The month of October has been quite mild and pleasant to the delight of most residents of Southern Ontario. Ever so slowly, though, the fluctuating temperature of warm-not so warm-a little chilly-back to damn near hot has brought about a case of the sniffles to many people who ride on the subway. (Including myself these past few days.)
Listening to the sniffles is like listening to the oh-so-dreaded nails on a chalk board for me. In fact, my biggest moment of high school bitch involved a girl named Kelly and her sniffling nose. (Now, I really wasn't a high school bitch. I wasn't really cool enough -- uhh, or mean enough -- to be one of those... Sometimes though my humour is mistaken for bitchiness. This situation was a neat little combo of both.) There I sat, studiously listening to my English teacher--not passing notes and giggling with Liz and Derek, I swear--about The Stud Horse Man (it's a real book, check it out. Actually, don't literally check it out. I do not recommend reading it.) My concentration had been broken for near a month due to poor Kelly's cold. Every day. Sniff sniffle sniff. Not once did she bring along tissues. Not once did she stand up to get a tissue from the teacher's desk.
Her sniffling grated on my nerves. Finally I could take it no longer. Derek, Liz and I had joked around many-a-lunchtimes that one of us should just get up and put the box of tissues on her desk. Drop the big hint, you know. We thought it was a pretty funny idea, but did not think any of us would actually do it.
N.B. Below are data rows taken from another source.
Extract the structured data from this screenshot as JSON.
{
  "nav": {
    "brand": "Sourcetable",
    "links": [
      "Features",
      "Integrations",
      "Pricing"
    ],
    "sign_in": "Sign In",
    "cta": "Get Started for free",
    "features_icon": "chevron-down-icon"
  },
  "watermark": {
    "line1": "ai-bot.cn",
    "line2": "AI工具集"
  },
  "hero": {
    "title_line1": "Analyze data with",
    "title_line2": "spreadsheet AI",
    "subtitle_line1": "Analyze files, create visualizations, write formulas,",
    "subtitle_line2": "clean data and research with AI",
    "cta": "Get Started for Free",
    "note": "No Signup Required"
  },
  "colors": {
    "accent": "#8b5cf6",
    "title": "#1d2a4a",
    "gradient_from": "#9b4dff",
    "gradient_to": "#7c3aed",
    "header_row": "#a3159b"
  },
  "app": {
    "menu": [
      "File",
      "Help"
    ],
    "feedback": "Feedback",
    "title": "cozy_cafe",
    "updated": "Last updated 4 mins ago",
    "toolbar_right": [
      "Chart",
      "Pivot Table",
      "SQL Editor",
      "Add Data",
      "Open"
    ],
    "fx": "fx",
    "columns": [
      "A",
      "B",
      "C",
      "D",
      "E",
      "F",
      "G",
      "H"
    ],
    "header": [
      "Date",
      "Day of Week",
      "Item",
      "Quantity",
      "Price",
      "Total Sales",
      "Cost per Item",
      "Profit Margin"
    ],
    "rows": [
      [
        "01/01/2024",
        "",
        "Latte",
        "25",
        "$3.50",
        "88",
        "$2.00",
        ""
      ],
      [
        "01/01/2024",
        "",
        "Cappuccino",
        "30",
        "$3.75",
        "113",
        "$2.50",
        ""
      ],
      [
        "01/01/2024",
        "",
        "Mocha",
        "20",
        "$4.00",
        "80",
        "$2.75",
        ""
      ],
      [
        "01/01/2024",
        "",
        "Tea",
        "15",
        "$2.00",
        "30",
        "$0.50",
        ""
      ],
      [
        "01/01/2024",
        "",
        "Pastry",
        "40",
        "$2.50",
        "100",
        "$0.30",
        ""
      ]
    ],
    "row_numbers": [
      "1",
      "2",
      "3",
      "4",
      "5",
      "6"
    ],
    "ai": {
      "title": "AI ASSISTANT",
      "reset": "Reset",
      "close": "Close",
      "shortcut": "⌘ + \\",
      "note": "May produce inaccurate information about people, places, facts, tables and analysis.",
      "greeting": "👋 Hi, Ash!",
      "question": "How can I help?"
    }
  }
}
Until......I was about to scream.
I understand we all get colds, we all get the flu. We all get a case of the sniffles and sometimes do not have a tissue handy, so the only thing to do is sniff that snot back up. What I do not understand is why you would purposely not wipe your nose, why you would not use the tissues available to you for that specific purpose.
I did it. I stood up, and with the stealth of a cat, I moved to the front desk and picked up the tissues. Kelly sat one row over, and one seat back from my desk. So I was not going out of my way to put the tissues on her desk. I was not walking around the room to a desk on the opposite side of the class. While now, I am sure it was obvious what I was doing, I felt at the time, I was not.
She looked up at me with big glassy eyes, and quickly averted her gaze. Embarrassment, shame. I don't know. But thank the good lord the sniffling stopped and she used the tissues. I suspect a handful of my classmates were happy I did it.
Surprisingly, I did not get in trouble for this. Was it mean? Can I count this as my official 'high school bitch move'? Should I track down Kelly and give her my apologies?
I keep a travel pack of tissue in my purse. I suffer from a rather regularly stuffy and/or sniffley nose myself, so I always want them handy. I'm sure that someone out there is grossed out by me, wiping away at my nose in public, and wants to rant about it too. I send my apologies good sir--or good lady. But I'd rather you be able to look away and not see me wiping than you not being able to block out the sound of the sniffles.
Do you know how tempted I am to hand out tissues around town? To record the sound of someone sniffling and play it back to them and ask them how they like it? Oh dear, now that is mean. I would not do that. At all, ever. But hand out a tissue. Yes.
So if you ever happen to be on the subway in Toronto, and some girl hands you a tissue because you are sniffling away...chances are it might be me.